In quell’anno sensei fondò il gruppo dell’Ikeda Kayo-kai incoraggiando tutte le giovani donne del mondo ad approfondire nella loro vita le cinque linee guida a loro dedicate: siate un sole gioioso di felicità; studiate la suprema filosofia della vita; vivete la vostra giovinezza senza rassegnarvi mai; dialogate per promuovere l’amicizia e gli ideali umanistici; aprite il cancello dell’eterna vittoria di maestro e discepolo.
Recitai Daimoku cercando di sentire che la mia vita era Myoho-renge-kyo e che la causa della mia insofferenza non era fuori di me. Volevo chiarire e percepire prima di tutto come poter cambiare me stessa. Studiando La rivoluzione umana lessi una guida di Toda sul matrimonio che diceva: «Continuare ad amare il proprio partner per tutta la vita è cosa che comporta enormi sforzi […] se il vostro obiettivo è quello di conseguire la felicità tramite la fede, la felicità della vita coniugale ne deriverà come naturale conseguenza» (RU, 7, 122).
Mi fu chiaro che potevo costruire una felicità assoluta se mi basavo sulla consapevolezza che la vera natura della mia vita altro non è che Myoho-renge-kyo. Così tornammo insieme e io mi sentivo innamorata in modo più profondo e consapevole. Decidemmo che era arrivato il tempo di allargare questa famiglia: nel 2012 nacque la nostra prima figlia Sofia e a dicembre 2014 due meravigliosi gemelli, Jacopo e Soraya.

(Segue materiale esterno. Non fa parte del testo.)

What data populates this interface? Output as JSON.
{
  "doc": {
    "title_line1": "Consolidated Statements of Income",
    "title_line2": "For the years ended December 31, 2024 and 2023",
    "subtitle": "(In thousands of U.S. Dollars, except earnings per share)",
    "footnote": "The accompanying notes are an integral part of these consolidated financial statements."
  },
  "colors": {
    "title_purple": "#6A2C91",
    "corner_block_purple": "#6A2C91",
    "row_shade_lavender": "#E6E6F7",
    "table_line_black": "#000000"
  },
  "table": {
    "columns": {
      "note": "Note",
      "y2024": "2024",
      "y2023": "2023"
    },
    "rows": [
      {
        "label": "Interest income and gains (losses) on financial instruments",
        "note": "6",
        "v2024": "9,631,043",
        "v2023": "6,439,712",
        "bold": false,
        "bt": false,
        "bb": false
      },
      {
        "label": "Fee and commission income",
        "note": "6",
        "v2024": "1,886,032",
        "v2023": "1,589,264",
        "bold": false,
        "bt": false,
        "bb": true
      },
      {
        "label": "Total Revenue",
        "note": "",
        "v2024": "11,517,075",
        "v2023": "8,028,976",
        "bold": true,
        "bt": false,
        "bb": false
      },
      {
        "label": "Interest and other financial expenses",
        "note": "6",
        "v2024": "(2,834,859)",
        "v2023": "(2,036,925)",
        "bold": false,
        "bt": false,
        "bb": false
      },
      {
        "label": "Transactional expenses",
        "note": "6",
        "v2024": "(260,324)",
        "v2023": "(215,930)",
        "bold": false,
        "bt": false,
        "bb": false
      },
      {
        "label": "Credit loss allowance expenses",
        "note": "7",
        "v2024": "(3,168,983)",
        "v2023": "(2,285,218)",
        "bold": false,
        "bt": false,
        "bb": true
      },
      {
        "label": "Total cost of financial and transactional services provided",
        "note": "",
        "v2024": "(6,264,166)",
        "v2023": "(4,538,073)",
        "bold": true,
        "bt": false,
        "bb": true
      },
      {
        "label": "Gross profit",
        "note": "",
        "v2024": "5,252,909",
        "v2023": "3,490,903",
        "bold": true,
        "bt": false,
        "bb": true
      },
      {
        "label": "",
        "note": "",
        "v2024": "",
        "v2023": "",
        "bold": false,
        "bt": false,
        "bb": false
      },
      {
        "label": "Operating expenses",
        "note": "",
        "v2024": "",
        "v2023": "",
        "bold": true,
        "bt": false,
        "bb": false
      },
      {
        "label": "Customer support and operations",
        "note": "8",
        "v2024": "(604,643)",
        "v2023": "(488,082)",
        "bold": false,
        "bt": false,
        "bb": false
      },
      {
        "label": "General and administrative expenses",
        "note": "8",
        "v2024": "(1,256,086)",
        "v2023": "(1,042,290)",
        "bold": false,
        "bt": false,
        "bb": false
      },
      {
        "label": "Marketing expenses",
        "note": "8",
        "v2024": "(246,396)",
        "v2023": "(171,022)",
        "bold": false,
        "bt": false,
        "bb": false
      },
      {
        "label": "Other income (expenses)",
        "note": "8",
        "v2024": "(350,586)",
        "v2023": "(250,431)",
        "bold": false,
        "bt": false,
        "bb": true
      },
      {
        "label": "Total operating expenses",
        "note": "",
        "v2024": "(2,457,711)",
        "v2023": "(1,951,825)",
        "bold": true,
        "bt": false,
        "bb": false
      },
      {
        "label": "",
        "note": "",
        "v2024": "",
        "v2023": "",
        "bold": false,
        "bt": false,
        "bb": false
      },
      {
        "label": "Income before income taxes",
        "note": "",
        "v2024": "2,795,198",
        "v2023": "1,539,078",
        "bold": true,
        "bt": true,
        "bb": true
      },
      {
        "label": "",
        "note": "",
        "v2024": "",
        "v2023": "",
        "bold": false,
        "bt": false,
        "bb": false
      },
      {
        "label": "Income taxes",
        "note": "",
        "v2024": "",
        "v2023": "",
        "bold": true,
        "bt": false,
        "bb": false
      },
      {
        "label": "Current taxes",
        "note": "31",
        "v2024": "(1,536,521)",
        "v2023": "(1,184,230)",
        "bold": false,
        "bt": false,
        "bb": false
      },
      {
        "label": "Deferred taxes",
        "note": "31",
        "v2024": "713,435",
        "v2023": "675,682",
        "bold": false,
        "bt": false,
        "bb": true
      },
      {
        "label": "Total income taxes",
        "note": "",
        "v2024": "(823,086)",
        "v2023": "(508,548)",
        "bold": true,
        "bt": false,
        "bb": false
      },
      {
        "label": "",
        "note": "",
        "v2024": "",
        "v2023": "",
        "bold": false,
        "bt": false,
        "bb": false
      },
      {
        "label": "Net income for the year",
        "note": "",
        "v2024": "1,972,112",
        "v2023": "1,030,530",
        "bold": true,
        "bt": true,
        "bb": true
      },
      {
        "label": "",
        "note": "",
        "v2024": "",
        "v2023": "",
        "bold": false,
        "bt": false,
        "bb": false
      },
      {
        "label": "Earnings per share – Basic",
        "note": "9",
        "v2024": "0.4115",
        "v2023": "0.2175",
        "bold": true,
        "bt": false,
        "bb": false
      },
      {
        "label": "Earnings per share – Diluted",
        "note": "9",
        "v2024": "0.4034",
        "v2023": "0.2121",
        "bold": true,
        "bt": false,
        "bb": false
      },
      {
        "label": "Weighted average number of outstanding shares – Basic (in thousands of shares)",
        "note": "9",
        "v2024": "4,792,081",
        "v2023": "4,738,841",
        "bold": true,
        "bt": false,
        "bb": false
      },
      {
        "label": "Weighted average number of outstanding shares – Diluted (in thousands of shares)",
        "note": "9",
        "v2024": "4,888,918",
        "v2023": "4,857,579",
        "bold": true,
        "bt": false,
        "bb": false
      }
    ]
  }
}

Quando iniziai a praticare ventuno anni fa il mio desiderio più grande era quello di avere la famiglia numerosa che non avevo avuto; mai mi sarei aspettata un quadretto simile: tre figli a soli trentaquattro anni.
La nascita di Jacopo e Soraya comportò una serie di difficoltà: nacquero entrambi prematuri e sottopeso; alla nascita sono stati ricoverati in terapia intensiva neonatale per quasi un mese e comunque, anche dimessi, pesavano poco più di due chili. Era pieno inverno ed entrambi si ammalarono con tosse e raffreddore, in particolare in Soraya la malattia peggiorò tanto che il 5 febbraio dello scorso anno siamo stati costretti a ricoverarla in terapia intensiva pediatrica. Da semplice raffreddore e tosse divenne broncopolmonite che ben presto la mise in pericolo di vita. Una notte ci chiamarono i medici: la situazione era peggiorata, tanto che avevano dovuto attaccarla alle macchina per la respirazione assistita e farle trasfusioni di sangue in quanto non più in grado di respirare autonomamente. Per un attimo il mondo mi crollò addosso, un corpicino così piccolo e inerme… pensai che non ce l’avrebbe fatta. Recitai Daimoku tutta la notte e tutto il giorno. Sperimentai varie fasi, dalla rassegnazione fino alla consapevolezza della trasformazione del suo karma attraverso la mia preghiera. Decisi profondamente che Soraya ce l’avrebbe fatta e dentro di me lei era già guarita.
Il mio stato vitale era talmente cambiato che tornando un giorno in ospedale, senza mezzi termini feci shakubuku alla madre di un bambino vicino di letto di Soraya, in coma da due mesi. Recitammo Daimoku insieme. Il giorno dopo lo trovai che piangeva tra le braccia della mamma e fu dimesso dopo una settimana.
Anche Soraya cominciò a migliorare fino alla completa guarigione tanto che i medici mi dissero che la bambina era stata salvata da un angelo custode. Dopo questa vittoria incredibile sulla malattia, la mia vita si è ancora più aperta e fortificata.
Grazie al Daimoku “disperato” che ho recitato per mia figlia mi sono resa conto che è il tipo di Daimoku che voglio fare anche per l’attività per rendere il mio capitolo una comunità di credenti veramente unita grazie alla forte relazione di ogni persona con il maestro.
Sento un’enorme gratitudine per tutta l’attività che ho potuto fare nella nostra organizzazione che mi ha permesso di accumulare tanta fortuna e tanti tesori del cuore.